I spat him out. I drank him in.
I called to the Lord, and the Lord
was silent. You were driving, he said
as he zipped up and buckled his belt.
Over the horizon, the sirens flashed like thousands
of miniature sunrises
in the mirror—my face painted
as a corpse. Breathe easy, he said
and put the car in park. In the headlights’

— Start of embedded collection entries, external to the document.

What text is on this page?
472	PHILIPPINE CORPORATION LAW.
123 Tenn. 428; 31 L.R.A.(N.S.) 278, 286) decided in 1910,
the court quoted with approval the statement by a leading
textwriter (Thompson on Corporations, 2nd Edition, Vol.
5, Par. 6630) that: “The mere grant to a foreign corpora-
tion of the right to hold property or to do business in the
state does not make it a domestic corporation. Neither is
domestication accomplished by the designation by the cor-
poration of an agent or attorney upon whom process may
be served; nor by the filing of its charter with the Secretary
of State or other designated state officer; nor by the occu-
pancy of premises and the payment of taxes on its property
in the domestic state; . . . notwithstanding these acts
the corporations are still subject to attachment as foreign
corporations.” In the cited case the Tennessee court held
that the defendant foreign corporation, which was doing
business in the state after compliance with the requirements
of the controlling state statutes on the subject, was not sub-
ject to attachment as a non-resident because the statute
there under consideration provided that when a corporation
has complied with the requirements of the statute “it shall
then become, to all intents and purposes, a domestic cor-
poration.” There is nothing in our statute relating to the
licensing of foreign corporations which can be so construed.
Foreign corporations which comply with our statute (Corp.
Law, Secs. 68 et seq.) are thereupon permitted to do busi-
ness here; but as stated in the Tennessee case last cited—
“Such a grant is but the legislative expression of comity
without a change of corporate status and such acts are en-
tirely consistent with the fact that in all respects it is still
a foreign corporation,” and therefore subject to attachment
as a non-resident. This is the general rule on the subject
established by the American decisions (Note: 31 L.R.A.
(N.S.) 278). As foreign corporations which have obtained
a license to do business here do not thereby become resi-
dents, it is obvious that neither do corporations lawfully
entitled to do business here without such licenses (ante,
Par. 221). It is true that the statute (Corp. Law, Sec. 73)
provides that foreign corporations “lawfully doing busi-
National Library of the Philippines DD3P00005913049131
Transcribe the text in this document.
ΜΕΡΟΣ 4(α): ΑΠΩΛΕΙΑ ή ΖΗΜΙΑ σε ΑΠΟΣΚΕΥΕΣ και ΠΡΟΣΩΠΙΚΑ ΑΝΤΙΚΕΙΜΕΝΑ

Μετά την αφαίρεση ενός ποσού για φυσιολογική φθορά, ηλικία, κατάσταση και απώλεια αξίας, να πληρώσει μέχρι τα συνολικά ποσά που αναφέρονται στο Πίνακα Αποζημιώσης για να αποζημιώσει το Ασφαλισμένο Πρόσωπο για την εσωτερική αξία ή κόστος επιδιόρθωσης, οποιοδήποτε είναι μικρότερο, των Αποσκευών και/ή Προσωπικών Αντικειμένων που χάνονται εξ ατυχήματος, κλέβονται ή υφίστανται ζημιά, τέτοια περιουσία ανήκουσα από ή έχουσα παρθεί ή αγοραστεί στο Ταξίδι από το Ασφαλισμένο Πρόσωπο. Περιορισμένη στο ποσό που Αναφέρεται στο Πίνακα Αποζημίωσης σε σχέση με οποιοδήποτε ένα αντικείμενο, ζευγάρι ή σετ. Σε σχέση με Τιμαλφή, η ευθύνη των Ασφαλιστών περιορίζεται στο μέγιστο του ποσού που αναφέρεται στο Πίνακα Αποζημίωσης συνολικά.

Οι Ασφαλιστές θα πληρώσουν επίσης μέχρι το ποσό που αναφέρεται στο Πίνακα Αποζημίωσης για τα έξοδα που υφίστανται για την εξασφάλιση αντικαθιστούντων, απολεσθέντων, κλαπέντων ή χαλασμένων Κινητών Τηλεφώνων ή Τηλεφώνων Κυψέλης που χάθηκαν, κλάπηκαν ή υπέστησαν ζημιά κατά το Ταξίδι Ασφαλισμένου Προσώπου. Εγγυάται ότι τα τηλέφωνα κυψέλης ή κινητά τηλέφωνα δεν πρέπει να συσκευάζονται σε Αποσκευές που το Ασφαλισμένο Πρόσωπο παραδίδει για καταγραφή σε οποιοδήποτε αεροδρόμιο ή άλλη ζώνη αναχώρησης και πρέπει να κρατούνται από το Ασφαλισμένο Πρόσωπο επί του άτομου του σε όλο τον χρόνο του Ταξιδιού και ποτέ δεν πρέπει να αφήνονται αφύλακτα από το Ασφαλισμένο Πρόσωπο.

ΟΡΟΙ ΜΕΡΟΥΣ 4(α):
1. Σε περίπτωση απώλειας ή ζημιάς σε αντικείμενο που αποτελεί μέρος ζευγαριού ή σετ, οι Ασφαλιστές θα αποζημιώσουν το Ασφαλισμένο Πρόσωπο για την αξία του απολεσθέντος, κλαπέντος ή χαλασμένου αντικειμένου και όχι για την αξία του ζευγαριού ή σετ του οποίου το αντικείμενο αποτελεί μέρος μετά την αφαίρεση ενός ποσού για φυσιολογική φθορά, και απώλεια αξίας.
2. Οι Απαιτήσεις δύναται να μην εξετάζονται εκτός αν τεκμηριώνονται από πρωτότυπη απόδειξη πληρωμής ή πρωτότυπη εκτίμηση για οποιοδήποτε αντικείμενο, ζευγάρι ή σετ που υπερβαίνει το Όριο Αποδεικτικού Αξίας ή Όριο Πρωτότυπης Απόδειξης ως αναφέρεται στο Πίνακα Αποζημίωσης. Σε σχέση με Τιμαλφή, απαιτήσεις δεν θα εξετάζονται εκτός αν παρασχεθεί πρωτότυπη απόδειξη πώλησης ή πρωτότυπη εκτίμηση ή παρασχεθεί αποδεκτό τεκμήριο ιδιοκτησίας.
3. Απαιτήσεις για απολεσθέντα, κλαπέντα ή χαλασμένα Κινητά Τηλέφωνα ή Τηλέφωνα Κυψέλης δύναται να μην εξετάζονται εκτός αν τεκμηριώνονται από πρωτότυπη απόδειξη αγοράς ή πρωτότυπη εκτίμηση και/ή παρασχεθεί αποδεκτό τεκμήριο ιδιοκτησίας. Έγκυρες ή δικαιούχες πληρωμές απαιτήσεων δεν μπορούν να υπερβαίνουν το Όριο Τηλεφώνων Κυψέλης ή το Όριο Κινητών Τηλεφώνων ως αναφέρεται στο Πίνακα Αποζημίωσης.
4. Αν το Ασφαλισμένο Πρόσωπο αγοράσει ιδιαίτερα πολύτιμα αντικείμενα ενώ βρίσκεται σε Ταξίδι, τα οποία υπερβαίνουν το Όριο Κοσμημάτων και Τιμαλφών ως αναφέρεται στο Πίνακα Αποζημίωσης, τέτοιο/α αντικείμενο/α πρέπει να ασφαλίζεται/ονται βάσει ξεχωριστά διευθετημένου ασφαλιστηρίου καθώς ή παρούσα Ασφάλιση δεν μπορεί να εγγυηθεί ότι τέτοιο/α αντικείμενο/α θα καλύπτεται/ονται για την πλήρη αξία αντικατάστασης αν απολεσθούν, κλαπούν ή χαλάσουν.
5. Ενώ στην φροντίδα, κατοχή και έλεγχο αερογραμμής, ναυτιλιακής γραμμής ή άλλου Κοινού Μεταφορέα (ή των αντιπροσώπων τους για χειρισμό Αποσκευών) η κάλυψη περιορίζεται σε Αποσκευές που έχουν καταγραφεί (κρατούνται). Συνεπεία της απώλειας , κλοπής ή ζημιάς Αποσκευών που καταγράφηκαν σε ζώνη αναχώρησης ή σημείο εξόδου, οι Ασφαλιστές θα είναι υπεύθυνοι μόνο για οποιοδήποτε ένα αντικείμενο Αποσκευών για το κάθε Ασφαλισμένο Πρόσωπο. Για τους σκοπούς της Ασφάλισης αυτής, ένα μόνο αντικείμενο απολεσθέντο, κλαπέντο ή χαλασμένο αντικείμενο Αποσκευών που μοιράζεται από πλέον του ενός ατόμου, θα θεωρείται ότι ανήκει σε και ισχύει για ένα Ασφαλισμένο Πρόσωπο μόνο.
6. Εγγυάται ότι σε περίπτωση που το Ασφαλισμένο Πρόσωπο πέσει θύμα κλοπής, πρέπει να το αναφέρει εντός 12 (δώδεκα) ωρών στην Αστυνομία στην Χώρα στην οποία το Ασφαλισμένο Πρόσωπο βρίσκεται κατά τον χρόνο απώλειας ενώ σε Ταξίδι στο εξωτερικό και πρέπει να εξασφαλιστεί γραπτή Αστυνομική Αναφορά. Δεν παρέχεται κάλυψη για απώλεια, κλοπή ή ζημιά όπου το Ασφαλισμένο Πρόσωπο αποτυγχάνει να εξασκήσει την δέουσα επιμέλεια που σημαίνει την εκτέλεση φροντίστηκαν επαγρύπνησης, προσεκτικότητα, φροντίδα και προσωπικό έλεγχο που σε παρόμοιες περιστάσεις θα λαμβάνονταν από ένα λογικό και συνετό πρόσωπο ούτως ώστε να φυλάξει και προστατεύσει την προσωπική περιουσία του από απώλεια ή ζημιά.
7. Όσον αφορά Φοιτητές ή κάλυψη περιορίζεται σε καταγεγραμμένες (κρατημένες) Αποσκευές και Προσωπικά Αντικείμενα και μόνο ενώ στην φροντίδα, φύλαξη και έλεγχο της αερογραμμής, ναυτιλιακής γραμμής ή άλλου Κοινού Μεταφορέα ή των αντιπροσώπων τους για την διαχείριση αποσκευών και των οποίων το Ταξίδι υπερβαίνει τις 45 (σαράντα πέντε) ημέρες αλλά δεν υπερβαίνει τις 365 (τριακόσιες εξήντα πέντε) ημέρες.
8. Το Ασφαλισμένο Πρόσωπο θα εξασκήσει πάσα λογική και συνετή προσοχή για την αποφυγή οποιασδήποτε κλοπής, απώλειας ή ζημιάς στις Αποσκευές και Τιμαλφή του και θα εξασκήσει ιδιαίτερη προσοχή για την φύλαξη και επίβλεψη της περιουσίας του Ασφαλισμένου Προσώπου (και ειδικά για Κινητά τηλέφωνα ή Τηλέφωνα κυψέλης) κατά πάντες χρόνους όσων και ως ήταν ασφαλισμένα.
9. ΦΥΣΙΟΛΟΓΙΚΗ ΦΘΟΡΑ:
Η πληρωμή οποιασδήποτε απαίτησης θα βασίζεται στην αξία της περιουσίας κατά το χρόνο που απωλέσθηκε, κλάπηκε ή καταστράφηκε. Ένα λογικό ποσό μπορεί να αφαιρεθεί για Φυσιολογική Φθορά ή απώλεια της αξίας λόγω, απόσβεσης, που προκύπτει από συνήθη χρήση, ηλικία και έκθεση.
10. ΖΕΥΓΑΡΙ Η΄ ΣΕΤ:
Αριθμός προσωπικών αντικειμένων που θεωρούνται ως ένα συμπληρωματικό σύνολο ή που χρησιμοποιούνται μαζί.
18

stray beams, the Volvo’s crumpled nose,
the glass lodged in our palms
like a new skin. Our world
became very small. It rested on my tongue
and turned into a milky geode.
Then from the shadows, the people descended
and tore the driver from the destroyed
vehicle. The police cars ululated in the dark street.
I gagged on the fumes. When my mouth opened,
another row of teeth gleamed under the set I had
painted on my lips. He had already fled.
I watched. In my mind, the city
swallowed him as lovers sometimes do.
Brian Clifton co-edits Bear Review. He is a PhD. candidate at the University of North Texas. His work can be found in Pleiades, Guernica, Cincinnati Review, Salt Hill, Prairie Schooner, the Journal, and other such magazines. He is an avid record collector and curator of curiosities.